Para o veganismo, os animais não-humanos detêm autonomia própria e liberdades
invioláveis; não existem para alimentar, vestir e entreter os animais humanos.
O animal não-humano não é concebido como propriedade, herança ou objeto; é tão-
só dono de si mesmo. Objectificá-lo e/ou comê-lo é promover o especismo, ou
seja, uma ideologia discriminatória como o sexismo, o racismo, a transfobia, a
lesbofobia, a islamofobia, etc., (Cf. Earthlings).
Secundando a ecofeminista Carol J. Adams, é necessário um rompimento com a
história dominante (Cf. Adams, 2010: 315). O caminho em direção a sociedades
mais sustentáveis deve fazer-se, então, pela adoção de práticas veganas, porque
estas são imprescindíveis na redução da violência contra animais não-humanos,
na proteção do meio ambiente, no travamento de crises alimentares e na promoção
da saúde pública.
Notas
1 Mestranda em Ciência Política na Universidade Estatal de Estudos Humanísticos
da Rússia (Rússia). E-mail:judith_anabela_santos@hotmail.com
2 Doutorando em Sociologia da Arte e da Cultura na Faculdade de Belas Artes da
Universidade do País Basco (Biscaia, Espanha), associado ao Instituto de
Sociologia da Faculdade de Letras da Universidade do Porto (ISFLUP) (Porto,
Portugal). E-mail: ruipedro.fons@gmail.com
3 Utiliza se a expressão animais não humanos como recusa à atribuição não
adequada de animais irracionais. Seria ainda impreciso usar apenas animais,
pois esta categoria inclui também pessoas
4 Os vocábulos carne, bifes e chouriço são atribuições gastronómicas. São
utilizados entre aspas segundo um posicionamento não especista.
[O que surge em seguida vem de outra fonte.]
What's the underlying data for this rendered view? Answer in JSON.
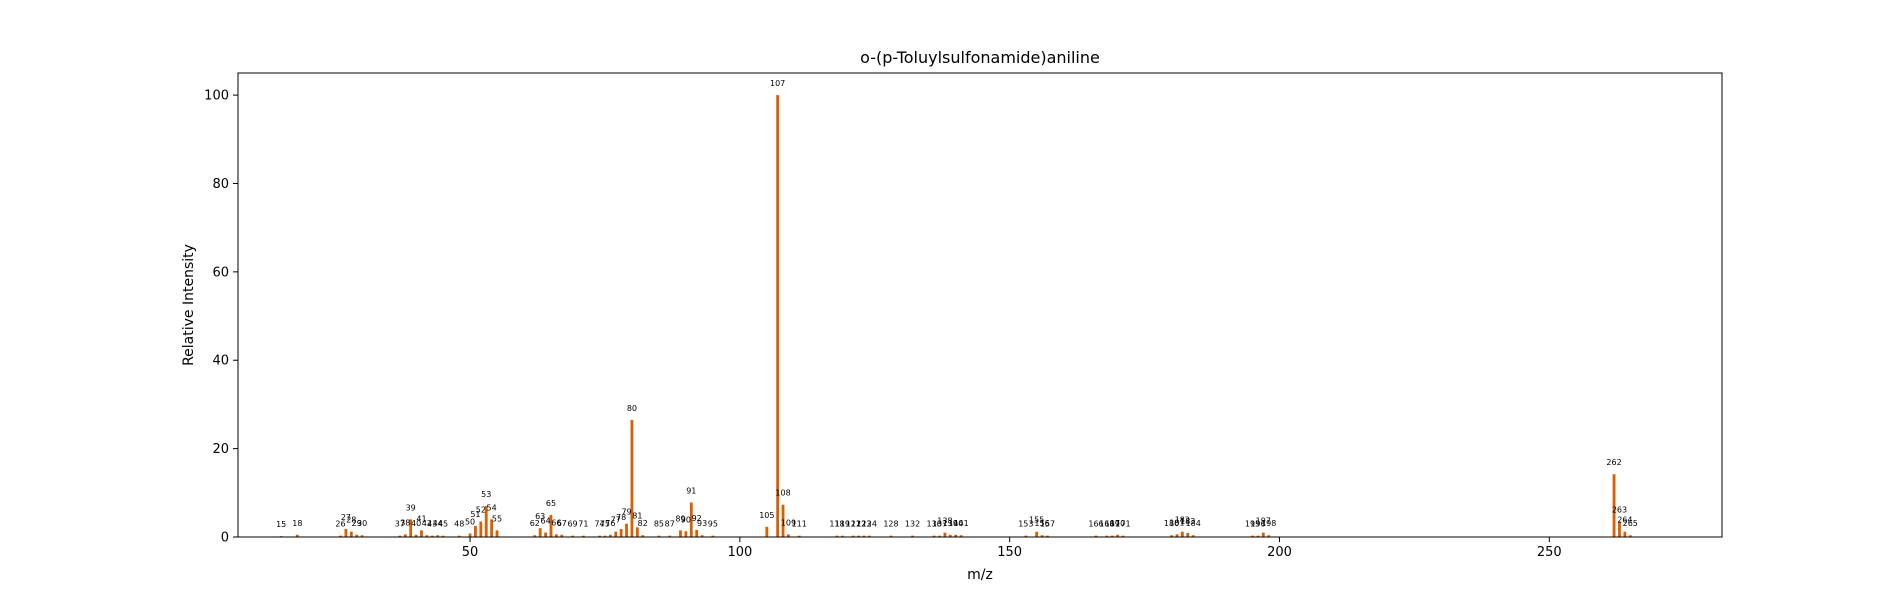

5 Expressão retirada do livro tornado documentário Manufacturing Consent: The
Political Economy of the Mass Media (1988) de Noam Chomsky e Edward S. Herman.
6 Na Língua Portuguesa, há vocábulos atribuídos a mulheres que consistem em
designações de animais não humanos: e.g., cabra, mula, vaca, toura,
pombinha, galinha, sardinha, etc. O seu uso aplicado a mulheres encerra
comummente intenções de crítica, depreciação, ofensa e insulto.
7 Grande Dicionário da Língua Portuguesa (2004).